Es ist also vollbracht. Das menschliche Erbgut ist entschlüsselt, nun kann die Übersetzung beginnen. Die DNS-Panzerknacker haben die kostbare Information fast bis zur letzten Sequenz abgehorcht und in lesbare Datensätze verwandelt. Was ist gewonnen, was ist verloren gegangen mit diesem Schritt, den die Staatsmänner der beteiligten Nationen als historischen Durchbruch feiern?

Zunächst einmal scheint sich nur etwas fortgesetzt zu haben: erst das "Mercator"-Projekt, die Vermessung und Kartografierung der Erde, dann die Erfassung des Sonnensystems und der an die Milchstraße angrenzenden Galaxien, schließlich die Aufstellung eines Periodensystems aller Elemente und nun die Erstellung der Blaupause des Menschen, seine Entzifferung nach dem biochemischen Alphabet. Die Sache war einfach überfällig. Dank erweiterter Rechnerkapazitäten, schnellerer Mikroprozessoren ließ sie sich termingerecht einbringen zum Abschluss des Millenniums.

Der Urtext des Menschen besteht also, jetzt wissen wir es, aus etwa Drei Komma Zwei Milliarden Paaren der Basen Adenin, Cytosin, Guanin und Thymin. Auch wenn es vorerst nur Phantasien sind aus dem Geist E.T.A. Hoffmanns oder besser noch Mary Shelleys, in ferner Zukunft könnte die Entwicklungsrichtung ganzer Bevölkerungsteile von simplen Laborfehlern bestimmt werden. Vererbt würden dann nicht mehr nur angeborene Merkmale, sondern auch jene unvorhersehbaren Zuchterfolge und ihre Nebenwirkungen. Es beruhigt ungemein, wenn uns die Genforscher versichern, dass sie einstweilen nur an ausgewählten Stellen in die Embryogene einzugreifen gedenken. Hier und da ein wenig Optimierung, mehr soll gar nicht sein. Und doch beschleicht einen der Gedanke: Was, wenn diese letzte Lockerung auch hier den Fehlerteufel, getarnt als menschlichen Faktor, ins Spiel bringt?
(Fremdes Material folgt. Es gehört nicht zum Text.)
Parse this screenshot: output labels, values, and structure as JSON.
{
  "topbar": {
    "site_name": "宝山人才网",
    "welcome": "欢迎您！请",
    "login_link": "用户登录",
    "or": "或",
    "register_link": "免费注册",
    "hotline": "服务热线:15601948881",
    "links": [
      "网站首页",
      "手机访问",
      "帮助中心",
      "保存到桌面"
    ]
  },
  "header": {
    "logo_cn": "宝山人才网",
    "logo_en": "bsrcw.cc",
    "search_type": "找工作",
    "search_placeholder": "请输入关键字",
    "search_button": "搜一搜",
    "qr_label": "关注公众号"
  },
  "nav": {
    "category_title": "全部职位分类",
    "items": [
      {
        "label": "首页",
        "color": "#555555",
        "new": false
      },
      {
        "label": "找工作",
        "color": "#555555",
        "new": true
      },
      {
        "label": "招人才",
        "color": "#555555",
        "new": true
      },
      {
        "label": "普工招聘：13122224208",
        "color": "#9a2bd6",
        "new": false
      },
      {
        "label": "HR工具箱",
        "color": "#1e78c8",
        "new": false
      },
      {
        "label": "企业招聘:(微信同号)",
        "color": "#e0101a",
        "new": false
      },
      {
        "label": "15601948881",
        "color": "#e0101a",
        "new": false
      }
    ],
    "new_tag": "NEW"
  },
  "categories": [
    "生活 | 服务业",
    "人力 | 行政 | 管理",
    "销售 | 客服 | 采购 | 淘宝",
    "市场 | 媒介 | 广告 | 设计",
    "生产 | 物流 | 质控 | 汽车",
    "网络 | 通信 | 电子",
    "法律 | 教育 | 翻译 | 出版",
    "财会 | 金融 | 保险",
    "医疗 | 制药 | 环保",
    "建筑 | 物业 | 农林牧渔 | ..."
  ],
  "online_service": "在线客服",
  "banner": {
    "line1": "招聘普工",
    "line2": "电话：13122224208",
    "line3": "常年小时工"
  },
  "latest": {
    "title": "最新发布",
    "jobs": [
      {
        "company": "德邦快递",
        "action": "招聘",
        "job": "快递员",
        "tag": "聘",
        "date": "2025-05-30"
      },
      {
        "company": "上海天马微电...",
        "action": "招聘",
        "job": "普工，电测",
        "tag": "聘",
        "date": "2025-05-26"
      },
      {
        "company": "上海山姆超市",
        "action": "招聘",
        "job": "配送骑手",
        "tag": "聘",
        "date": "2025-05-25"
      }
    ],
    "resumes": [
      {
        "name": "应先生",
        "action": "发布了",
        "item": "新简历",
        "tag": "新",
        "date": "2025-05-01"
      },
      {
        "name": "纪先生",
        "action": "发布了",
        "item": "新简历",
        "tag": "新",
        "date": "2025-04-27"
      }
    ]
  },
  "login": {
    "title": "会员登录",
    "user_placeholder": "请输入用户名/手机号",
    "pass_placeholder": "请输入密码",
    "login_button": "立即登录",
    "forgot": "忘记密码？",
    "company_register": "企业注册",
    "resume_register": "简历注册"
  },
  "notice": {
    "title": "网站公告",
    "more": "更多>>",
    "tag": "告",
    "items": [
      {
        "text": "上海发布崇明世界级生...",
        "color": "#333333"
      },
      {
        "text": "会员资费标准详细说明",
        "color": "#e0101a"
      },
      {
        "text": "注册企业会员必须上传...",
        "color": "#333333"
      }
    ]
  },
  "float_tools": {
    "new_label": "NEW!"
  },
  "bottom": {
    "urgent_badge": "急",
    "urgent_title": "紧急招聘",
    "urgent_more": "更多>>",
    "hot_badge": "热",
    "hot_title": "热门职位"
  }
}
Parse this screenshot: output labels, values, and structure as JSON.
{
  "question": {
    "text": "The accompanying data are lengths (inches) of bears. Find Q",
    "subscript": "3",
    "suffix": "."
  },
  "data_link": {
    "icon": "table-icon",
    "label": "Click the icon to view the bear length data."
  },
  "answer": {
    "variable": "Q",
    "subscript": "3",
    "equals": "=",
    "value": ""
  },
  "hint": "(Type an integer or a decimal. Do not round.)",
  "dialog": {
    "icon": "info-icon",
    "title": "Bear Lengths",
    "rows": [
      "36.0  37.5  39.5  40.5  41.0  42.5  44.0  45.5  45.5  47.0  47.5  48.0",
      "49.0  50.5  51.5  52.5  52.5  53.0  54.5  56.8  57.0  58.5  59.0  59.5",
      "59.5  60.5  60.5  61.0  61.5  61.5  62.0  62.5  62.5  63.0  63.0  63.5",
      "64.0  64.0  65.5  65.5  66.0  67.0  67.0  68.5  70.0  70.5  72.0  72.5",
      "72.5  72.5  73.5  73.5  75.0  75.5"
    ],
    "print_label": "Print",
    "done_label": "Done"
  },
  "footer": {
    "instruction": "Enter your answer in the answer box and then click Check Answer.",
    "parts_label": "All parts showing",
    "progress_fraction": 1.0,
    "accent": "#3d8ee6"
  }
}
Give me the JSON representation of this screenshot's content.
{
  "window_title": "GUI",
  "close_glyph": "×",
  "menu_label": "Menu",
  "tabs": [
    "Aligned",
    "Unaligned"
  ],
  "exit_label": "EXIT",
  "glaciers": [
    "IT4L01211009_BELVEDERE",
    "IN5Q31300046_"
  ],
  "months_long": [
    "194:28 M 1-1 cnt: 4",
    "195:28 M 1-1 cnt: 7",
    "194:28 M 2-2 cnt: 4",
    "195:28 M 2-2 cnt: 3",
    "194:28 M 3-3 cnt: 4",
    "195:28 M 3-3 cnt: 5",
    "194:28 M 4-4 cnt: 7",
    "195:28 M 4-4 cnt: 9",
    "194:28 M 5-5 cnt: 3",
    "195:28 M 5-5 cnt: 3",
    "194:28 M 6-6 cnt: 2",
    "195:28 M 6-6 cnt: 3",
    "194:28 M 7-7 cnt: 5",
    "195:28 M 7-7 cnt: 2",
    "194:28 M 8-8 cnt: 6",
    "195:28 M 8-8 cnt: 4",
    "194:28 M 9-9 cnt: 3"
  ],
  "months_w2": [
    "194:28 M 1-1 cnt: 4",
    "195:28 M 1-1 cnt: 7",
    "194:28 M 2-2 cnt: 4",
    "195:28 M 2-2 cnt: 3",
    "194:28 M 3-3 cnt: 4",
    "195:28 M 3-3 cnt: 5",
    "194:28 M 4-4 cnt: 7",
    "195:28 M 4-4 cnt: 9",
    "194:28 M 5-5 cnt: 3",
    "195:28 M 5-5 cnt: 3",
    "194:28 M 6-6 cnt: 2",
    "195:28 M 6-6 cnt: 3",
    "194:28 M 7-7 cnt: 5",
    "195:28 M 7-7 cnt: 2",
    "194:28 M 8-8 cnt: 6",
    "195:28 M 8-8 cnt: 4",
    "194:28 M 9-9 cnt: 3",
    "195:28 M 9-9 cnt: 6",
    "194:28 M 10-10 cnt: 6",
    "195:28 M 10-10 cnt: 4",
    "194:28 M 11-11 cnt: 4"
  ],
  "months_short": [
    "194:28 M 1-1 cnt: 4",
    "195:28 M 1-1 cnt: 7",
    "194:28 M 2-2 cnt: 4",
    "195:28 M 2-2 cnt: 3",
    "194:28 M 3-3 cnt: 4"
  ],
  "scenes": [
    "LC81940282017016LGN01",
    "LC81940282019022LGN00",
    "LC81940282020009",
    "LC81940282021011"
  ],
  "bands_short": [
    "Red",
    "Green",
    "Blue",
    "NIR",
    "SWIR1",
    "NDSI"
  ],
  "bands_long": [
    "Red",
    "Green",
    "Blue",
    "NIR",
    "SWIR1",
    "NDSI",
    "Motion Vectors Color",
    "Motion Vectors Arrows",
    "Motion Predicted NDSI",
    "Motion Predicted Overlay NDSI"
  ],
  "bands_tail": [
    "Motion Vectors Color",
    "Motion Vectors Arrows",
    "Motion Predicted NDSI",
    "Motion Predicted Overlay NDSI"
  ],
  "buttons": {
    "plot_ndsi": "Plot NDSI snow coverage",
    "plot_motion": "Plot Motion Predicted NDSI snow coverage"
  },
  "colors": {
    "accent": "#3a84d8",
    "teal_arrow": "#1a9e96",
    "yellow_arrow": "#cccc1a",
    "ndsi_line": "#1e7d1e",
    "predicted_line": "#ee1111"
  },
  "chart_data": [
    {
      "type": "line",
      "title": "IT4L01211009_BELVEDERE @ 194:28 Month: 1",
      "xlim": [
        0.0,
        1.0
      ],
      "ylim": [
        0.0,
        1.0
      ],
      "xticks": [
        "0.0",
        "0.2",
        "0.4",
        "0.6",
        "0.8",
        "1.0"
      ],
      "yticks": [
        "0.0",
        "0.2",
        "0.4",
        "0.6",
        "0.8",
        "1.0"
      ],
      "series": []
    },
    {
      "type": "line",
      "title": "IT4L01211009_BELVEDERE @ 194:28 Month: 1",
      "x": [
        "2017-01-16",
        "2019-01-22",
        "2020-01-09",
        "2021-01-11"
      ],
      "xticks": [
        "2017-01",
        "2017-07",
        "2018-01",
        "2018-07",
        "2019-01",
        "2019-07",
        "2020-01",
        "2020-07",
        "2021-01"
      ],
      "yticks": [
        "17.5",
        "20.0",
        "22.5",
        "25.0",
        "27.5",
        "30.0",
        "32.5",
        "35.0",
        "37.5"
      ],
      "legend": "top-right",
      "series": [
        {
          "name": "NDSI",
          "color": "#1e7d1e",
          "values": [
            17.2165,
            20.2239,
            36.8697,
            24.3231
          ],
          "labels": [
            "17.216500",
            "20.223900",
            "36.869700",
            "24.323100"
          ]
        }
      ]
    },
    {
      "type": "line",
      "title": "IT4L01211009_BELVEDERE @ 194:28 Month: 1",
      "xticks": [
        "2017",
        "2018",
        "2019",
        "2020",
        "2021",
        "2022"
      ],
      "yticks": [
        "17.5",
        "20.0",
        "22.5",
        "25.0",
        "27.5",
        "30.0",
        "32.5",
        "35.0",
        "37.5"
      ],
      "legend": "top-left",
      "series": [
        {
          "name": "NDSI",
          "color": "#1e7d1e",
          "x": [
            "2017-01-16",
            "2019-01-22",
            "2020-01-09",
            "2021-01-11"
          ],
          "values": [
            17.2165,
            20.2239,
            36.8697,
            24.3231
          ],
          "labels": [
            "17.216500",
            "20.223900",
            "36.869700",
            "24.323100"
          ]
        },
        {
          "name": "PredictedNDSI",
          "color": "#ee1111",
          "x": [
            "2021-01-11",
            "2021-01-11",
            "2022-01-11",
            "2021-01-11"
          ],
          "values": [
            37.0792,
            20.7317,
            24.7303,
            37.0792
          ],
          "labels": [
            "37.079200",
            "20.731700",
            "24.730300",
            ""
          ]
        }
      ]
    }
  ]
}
Was Darwins Abstammungslehre uns nahe legte, war bald bewiesen: Der Schimpanse teilt mit uns 98 Pro-

zent des genetischen Materials. Die kleinste Unachtsamkeit im Genlabor, der geringste Übertragungsfehler eines übermüdeten Assistenten würde demnach genügen, um im Einzelfall mit Fleisch und Blut Schicksal zu spielen. Natürlich ist die Vorstellung nicht ohne Reiz, die Evolution könnte in Zukunft Bocksprünge machen und eine Menschheit, die sich selbst überdrüssig wurde, bereichern um lauter kultwürdige Mischwesen, defekte Humanoiden und Freaks aller Art.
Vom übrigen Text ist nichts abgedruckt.